What Samael Did Instead
Samael and his forces, according to the Tikkunei Zohar, did not fear God, and they destroyed His house. Both Temples. The first and the second. The very dwelling places of the divine presence, reduced to rubble. The text calls this a devastating reality: the house where the Shekhinah had rested, gone.
More than the physical destruction, what the text emphasizes is the attitude. Samael was not a passive tool of historical forces. He was given foreknowledge and a choice, shown exactly what role he would play, offered the alternative of exercising that role with some measure of restraint and respect. He chose contempt instead. He did not merely allow the exile to happen. He took pleasure in it.
The Pattern with Joseph
The Tikkunei Zohar found the same dynamic playing out on a smaller scale in the story of Joseph. Joseph in Egypt was Israel in miniature, a single representative of the people in a foreign land under foreign power. The cosmic battle between the forces aligned with Joseph and the forces aligned against him mirrored the larger conflict between Samael's domain and the divine protection over Israel in exile.
The Tikkunei Zohar read Joseph's survival and eventual triumph as evidence that the protective force over Israel was not absent during the exile, only constrained. Samael was given dominion. But dominion and annihilation are different things. God had not handed Israel over to destruction. He had placed them under a sovereignty that would face a reckoning.
The End of the Sabbath as Cosmic Signal
Elijah's teaching in this tikkun used the moment when Shabbat ends as a lens for understanding exile. When the Sabbath closes and the sacred time retreats, Israel is left in the ordinary week under the pressure of the seventy appointed nations and their angelic representatives. Samael and the appointed seventy are the powers that press on Israel in the days between holy times.
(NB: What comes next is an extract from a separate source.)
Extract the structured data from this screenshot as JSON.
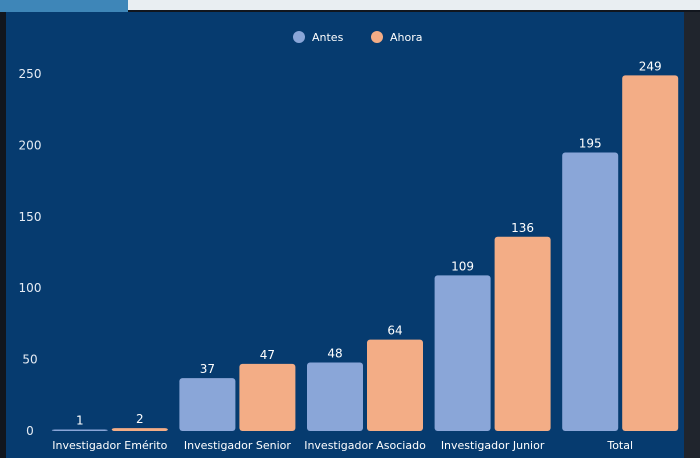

But the Sabbath returns. It always returns. And when it returns, those pressures must yield. The exile has a structure: it is bounded by sacred time above and below it, and the very forces that were given dominion during the exile are the forces whose claim collapses when the Shabbat comes back. Samael was shown this too, in the original disclosure. He was shown not just the exile but its limits. He chose to act as though there were none.